# un bougnoule restera un bougnoule



## cirrus

The context for this is an article in Le Monde about the riots.  

I can't find it in any dictionary I have to hand.

Tu vois le délire du premier ministre ? Dans ce pays, un bougnoule restera un bougnoule.

Any ideas anyone?

Thanks for your help in advance


----------



## clairedbf

a bougnoule is a person from north africa, it's a slang word (quiet old)

it just means that foreigners will always be foreigners...


----------



## Gordo

Hi Cirrus, I think clairedbf's answer is diplomatically pc. In English the unfortunate rendering would be 'a wog is still a wog'. Gordo.


----------



## cirrus

Thanks for that


----------



## voyager

C'est la même chose, on la voit dans "Le Monde" juste aujourd'hui:
_font chier, les bougnoules_

_Merci pour l'avoir expliqué on ne trouve ça facilement dans un dictionnaire_


----------



## Staarkali

I don't know about _wog _but _bougnoule_ is very offensive for maghrebin or French people from maghrebin descendance (therefore try to avoid it when addressing them if you are trying to make friend  ). Equivalents include _rital_ for people with Italian blood, _schleu_ for German or _rosebeef_ for English.


----------



## voyager

Don't worry, was  not intending it to use it to address shop assistants...
Amaicalement


----------



## jlvlacroix

Bougnoule est un terme très offensant signifiant noir ou musulman, selon que l'on a été/est confronté à l'un ou à l'autre en ce qui concerne l'immigration ou les colonies. 
Equivalent à coon ou neger aux E.-U.


----------



## joelooc

Il n'y a aucun équivalent d'un pays à un autre pour les termes discriminatoires basés sur les différences ethniques ou raciales. Le public ciblé étant chaque fois spécifiquement caractérisé par le public émetteur en fonction de l'effet souhaité et de la période considérée.


----------



## jlvlacroix

clairedbf said:


> a bougnoule is a person from north africa, it's a slang word (quiet old)

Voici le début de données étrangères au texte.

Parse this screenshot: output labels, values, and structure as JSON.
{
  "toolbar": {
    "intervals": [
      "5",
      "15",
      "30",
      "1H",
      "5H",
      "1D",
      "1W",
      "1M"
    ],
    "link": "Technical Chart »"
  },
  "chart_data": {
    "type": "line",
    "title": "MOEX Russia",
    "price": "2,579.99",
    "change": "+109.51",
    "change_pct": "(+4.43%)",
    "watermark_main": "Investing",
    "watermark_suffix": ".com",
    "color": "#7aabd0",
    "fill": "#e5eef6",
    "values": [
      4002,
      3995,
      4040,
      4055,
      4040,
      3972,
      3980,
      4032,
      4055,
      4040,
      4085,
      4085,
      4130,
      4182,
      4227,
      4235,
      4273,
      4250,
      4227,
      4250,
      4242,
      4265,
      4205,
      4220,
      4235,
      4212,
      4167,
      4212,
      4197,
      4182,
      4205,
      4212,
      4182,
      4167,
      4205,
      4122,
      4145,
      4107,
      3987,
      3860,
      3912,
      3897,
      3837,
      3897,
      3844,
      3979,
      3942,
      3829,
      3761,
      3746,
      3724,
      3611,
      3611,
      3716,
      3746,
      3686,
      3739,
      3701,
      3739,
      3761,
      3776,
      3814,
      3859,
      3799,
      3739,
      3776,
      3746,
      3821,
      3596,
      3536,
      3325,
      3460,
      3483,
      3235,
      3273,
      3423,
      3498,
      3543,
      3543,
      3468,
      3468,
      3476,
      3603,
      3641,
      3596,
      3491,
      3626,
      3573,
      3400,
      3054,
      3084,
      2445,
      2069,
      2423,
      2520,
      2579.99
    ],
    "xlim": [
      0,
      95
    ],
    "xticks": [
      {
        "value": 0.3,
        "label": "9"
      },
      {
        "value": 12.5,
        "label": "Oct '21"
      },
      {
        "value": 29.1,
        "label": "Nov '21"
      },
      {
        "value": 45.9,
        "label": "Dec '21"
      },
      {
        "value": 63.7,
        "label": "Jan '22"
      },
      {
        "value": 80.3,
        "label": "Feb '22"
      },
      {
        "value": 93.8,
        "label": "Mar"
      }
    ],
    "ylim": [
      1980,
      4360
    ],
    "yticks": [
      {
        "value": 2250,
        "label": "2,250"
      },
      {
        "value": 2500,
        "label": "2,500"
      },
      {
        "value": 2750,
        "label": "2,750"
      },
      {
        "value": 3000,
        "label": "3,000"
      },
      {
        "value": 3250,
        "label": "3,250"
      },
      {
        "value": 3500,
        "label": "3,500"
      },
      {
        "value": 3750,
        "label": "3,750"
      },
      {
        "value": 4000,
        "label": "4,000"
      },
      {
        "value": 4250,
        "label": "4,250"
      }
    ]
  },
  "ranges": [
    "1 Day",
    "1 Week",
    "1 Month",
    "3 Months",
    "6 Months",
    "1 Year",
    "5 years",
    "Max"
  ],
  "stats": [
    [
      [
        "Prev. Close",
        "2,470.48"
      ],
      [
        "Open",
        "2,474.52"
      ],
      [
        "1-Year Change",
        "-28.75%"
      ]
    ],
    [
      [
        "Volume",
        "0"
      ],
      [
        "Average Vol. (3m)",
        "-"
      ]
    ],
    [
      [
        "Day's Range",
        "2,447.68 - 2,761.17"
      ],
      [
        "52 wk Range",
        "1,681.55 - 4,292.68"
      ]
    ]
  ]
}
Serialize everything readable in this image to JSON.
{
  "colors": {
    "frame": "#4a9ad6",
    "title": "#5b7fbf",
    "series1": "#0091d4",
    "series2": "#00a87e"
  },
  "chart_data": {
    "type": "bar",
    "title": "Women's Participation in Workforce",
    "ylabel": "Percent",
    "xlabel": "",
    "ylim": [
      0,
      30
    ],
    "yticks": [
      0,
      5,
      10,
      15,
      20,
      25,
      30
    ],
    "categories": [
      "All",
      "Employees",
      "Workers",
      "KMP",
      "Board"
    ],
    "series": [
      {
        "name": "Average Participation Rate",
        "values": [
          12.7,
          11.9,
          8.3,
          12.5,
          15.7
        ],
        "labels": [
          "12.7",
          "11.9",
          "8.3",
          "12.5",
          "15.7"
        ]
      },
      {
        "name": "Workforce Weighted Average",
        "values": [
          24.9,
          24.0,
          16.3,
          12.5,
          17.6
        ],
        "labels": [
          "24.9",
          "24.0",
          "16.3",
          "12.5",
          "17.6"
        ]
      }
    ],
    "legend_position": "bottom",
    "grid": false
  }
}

Il est vrai que j'aurais dû préciser que je répondais à clairedbf.
Et oui, il est clair que pour coon et neger, il n'y a aucun doute quant au "public ciblé".


----------



## JClaudeK

jlvlacroix said:


> un terme très offensant signifiant noir ou musulman [....] Equivalent à coon ou neger aux E.-U.


Je ne suis pas d'accord avec ça.
En France métropolitaine, il y a eu un glissement de sens, ce terme offensant désigne (presque exclusivement) un Maghrébin ou un Arabe :


> bougnoule
> Appellation insultante envers les Maghrébins ou les Arabes.


----------



## jlvlacroix

JClaudeK said:


> Je ne suis pas d'accord avec ça.
> En France métropolitaine, il y a eu un glissement de sens, ce terme offensant désigne (presque exclusivement) un Maghrébin ou un Arabe :


Reconnaissez comme moi, qu'il n'y a pas que la France )
bougnoule
1. Nègre ou métis
2. Nord-Africain indigène


----------



## JClaudeK

jlvlacroix said:


> Reconnaissez comme moi, qu'il n'y a pas que la France


Bien sur, mais affirmer que _"bougnoule" = "signifiant noir ou musulman [....], equivalent à coon ou neger", _c'est tout simplement induire nos amis anglophones en erreur ! 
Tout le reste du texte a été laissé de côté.